Ash has a degree in Radiology. She is sometimes called upon to work long hours but manages to work in fishing and posting on TFF in the Bluegill/Sunfish section.
This remarkable lady writes to give us fishing from a woman's perspective.
A How-To Guide in Women's Fishing
In modern times, it isn't rare to see a female out fishing with a spouse, friend or even solo. But for some, the sport/hobby is considered a man's outing. It can be intimidating for first timers that have zero experience in fishing and want nothing to do with touching a fish or bait.
There are a few key things that can be utilized to make a fishing experience more enjoyable for a woman. Also, if you are looking to get your female companion interested in fishing, you are in the right spot.
Things To Bring On The Trip
You will first and foremost need to purchase a fishing license. This can easily be done online through Texas Parks & Wildlife. Temporary fishing licenses are available and cheaper.
A main concern most women have is dealing with the nasty baits. If you do not like to get your hands dirty, I recommend bringing along a towel to wipe your hands on, a small bottle of hand sanitizer, nail clippers with the nail cleaning attachment to get any dirt or grime from under your nails, and a bottle of water to wash your hands with. Nail clippers can also be used to cut your fishing line after tying a hook or if you get hung up on a tree etc.
If you have an issue with touching live bait, there is a simple solution - buy artificial baits, corn or bread. Live bait and artificial baits are both very effective in fishing. The other option, have someone bait your hook. Over time, you will learn what colors and types of baits work best for the fish you are catching and water clarity. Such as dirty or clear water. If you are unsure of what baits to buy, ask a salesman.
If you choose to use live bait, worms, meal worms, and crickets are some top choices.
You will also need to buy a rod & reel unless you are borrowing one. To start, I would purchase an ultra light rod & reel combo with 4lb test line. You can buy a reel that is already spooled with line or get the sporting goods store to do it for you. Also fellas, women like to be in control of situations, so it might be wise to take her to a sporting goods store and let her pick out her own gear with your assistance. It can also be rewarding for her to pick out her own baits to catch fish on. A tackle bag isn't necessary, but over time if you learn to enjoy and appreciate the sport, you will need to purchase one. Many anglers can contest to owning a plethora of baits, weights, hooks, floats, and other items we claim to need. There are numerous ideals in how to tie a line and hook with or without floats. I would suggest researching a 'drop shot technique.'
Weather permitting, do not forget to bring sunscreen, sunglasses, a hat or something to put your hair up with, such as hair ties and pins especially out on a boat. Wear clothing that you do not mind getting dirty or wet.

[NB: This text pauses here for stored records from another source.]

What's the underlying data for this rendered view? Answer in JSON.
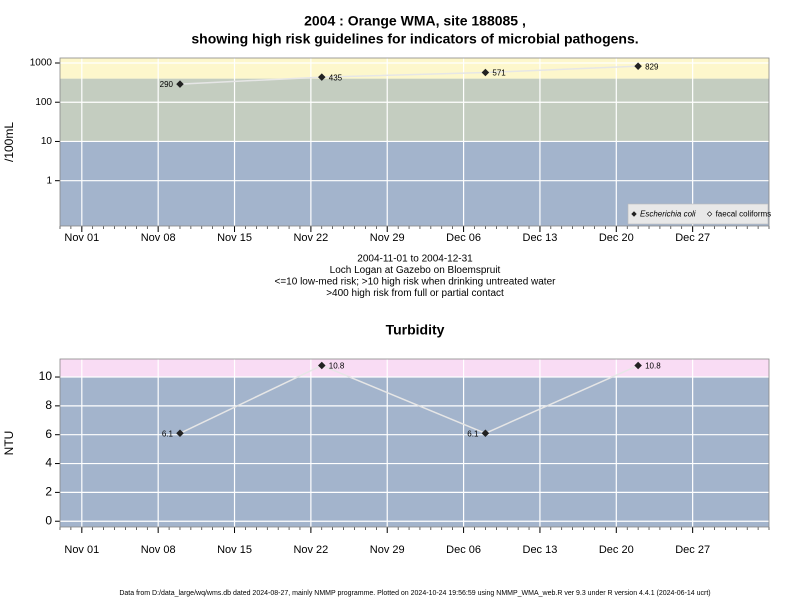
{
  "chart_data": [
    {
      "type": "line",
      "title": [
        "2004 : Orange WMA, site 188085 ,",
        "showing high risk guidelines for indicators of microbial pathogens."
      ],
      "notes": [
        "2004-11-01 to 2004-12-31",
        "Loch Logan at Gazebo on Bloemspruit",
        "<=10 low-med risk; >10 high risk when drinking untreated water",
        ">400 high risk from full or partial contact"
      ],
      "ylabel": "/100mL",
      "log_y": true,
      "ylim": [
        0.07,
        1340
      ],
      "yticks": [
        1,
        10,
        100,
        1000
      ],
      "xlim": [
        "Oct 30",
        "Jan 03"
      ],
      "xticks": [
        "Nov 01",
        "Nov 08",
        "Nov 15",
        "Nov 22",
        "Nov 29",
        "Dec 06",
        "Dec 13",
        "Dec 20",
        "Dec 27"
      ],
      "thresholds": [
        10,
        400
      ],
      "band_colors": [
        "#a3b4cc",
        "#c4cdc0",
        "#fdf7cc"
      ],
      "grid": true,
      "line_color": "#e6e6e6",
      "x": [
        "Nov 10",
        "Nov 23",
        "Dec 08",
        "Dec 22"
      ],
      "series": [
        {
          "name": "Escherichia coli",
          "marker": "filled",
          "font_style": "italic",
          "color": "#222222",
          "values": [
            290,
            435,
            571,
            829
          ]
        },
        {
          "name": "faecal coliforms",
          "marker": "open",
          "font_style": "normal",
          "color": "#222222",
          "values": [
            null,
            null,
            null,
            null
          ]
        }
      ],
      "legend": "bottom right"
    },
    {
      "type": "line",
      "title": [
        "Turbidity"
      ],
      "ylabel": "NTU",
      "log_y": false,
      "ylim": [
        -0.4,
        11.25
      ],
      "yticks": [
        0,
        2,
        4,
        6,
        8,
        10
      ],
      "xlim": [
        "Oct 30",
        "Jan 03"
      ],
      "xticks": [
        "Nov 01",
        "Nov 08",
        "Nov 15",
        "Nov 22",
        "Nov 29",
        "Dec 06",
        "Dec 13",
        "Dec 20",
        "Dec 27"
      ],
      "thresholds": [
        10
      ],
      "band_colors": [
        "#a3b4cc",
        "#f9dcf4"
      ],
      "grid": true,
      "line_color": "#e6e6e6",
      "x": [
        "Nov 10",
        "Nov 23",
        "Dec 08",
        "Dec 22"
      ],
      "series": [
        {
          "name": "Turbidity",
          "marker": "filled",
          "color": "#222222",
          "values": [
            6.1,
            10.8,
            6.1,
            10.8
          ]
        }
      ]
    }
  ],
  "footer": "Data from D:/data_large/wq/wms.db dated 2024-08-27, mainly NMMP programme. Plotted on 2024-10-24 19:56:59 using NMMP_WMA_web.R ver 9.3 under R version 4.4.1 (2024-06-14 ucrt)"
}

Most people lose interest in fishing if they are not catching fish. I would recommend that beginners target sunfish/bluegills. These species are in abundance and tend to hang out in schools. They can be caught almost anywhere and live close to the banks. Another reason, they are not as slimy as catfish or hard to handle like bass for beginners.
You will need to be aware of poison ivy and snakes. Stay in a place that is safe.

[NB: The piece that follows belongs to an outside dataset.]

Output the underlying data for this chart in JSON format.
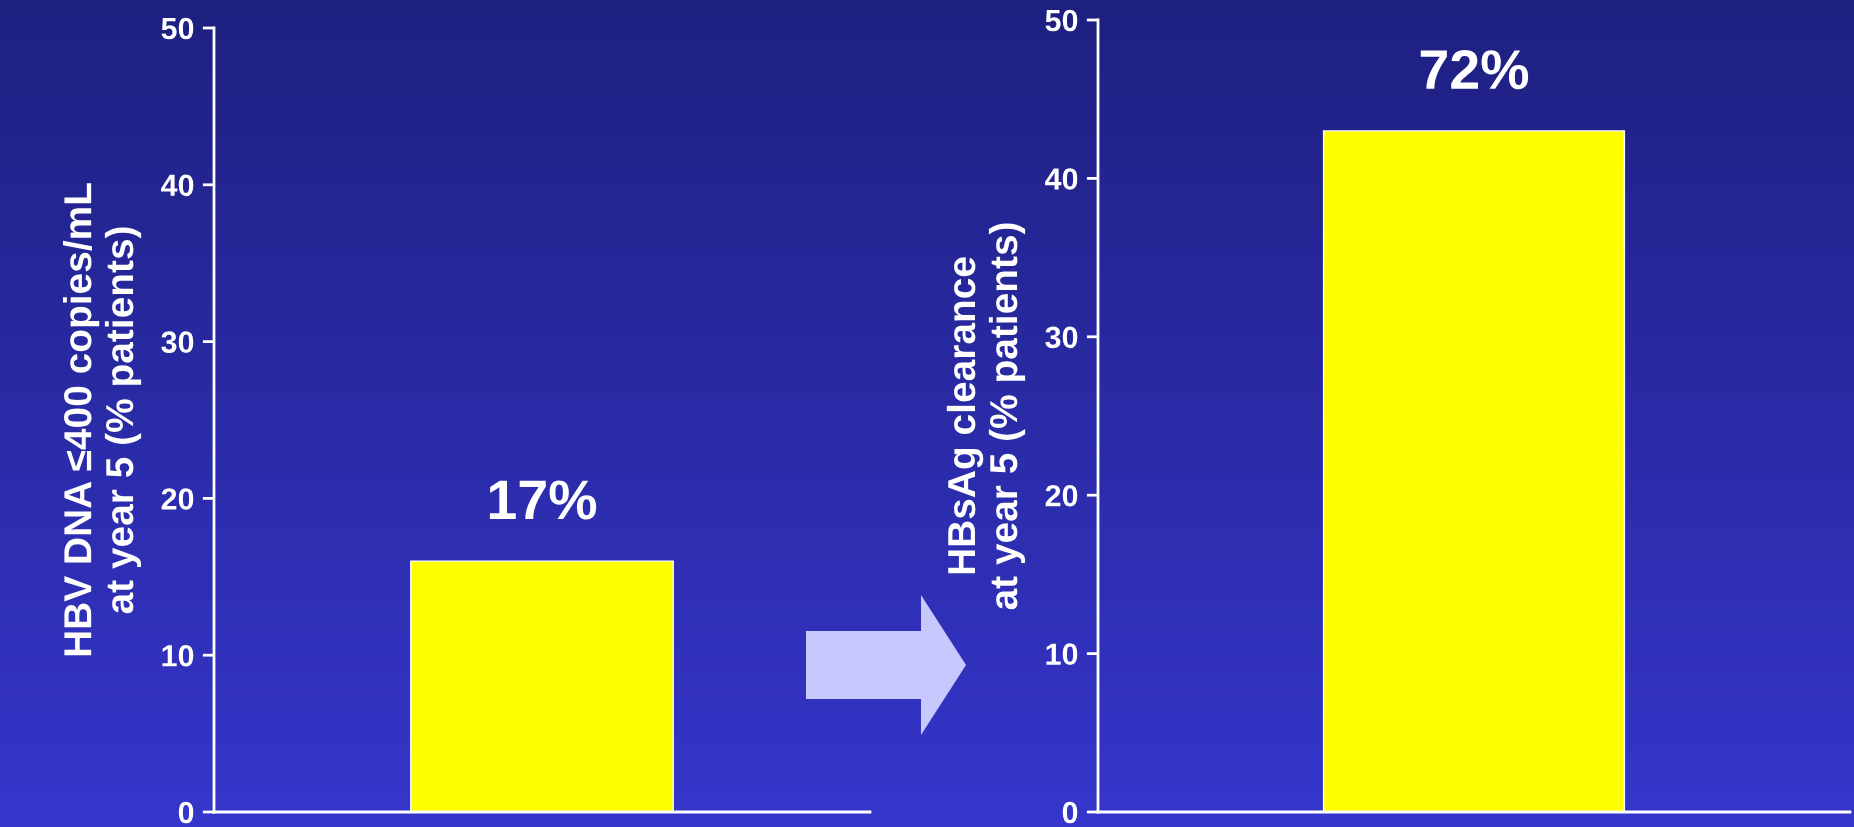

Unhooking a fish, once understood, is a simple procedure. If you do not want to actually touch the fish, you can use a towel to hold them - this is for sunfish/bluegills. Using towels on certain species like bass takes the slimy protecting cover off the fish and can lead to an infection on the fish's surface. Hooks come out the same way they went in. You can take them out with your fingers, with a pair of pliers or a dehooking tool found at sporting good stores. If you are fishing with someone, I would recommend letting them teach you or watch a YouTube video. Hooking yourself can be painful and can require a visit to the doctor if deep enough.
Depending on the body of water, you may be able to take your catches home and reap the benefits of your work. Or release the fish to live again and to be caught again.
The Next Step
Fishing is a great tool for couples who want to enjoy the outdoors together. Most men would love to see their other half take interest in something they enjoy. Even if you plan on fishing alone, this can be a great stress reliever and an excellent hobby.
This article can also be applied to getting children involved in fishing.
Just remember, patience is key with any hobby/sport. And be sure to bring a camera along to show off your catches!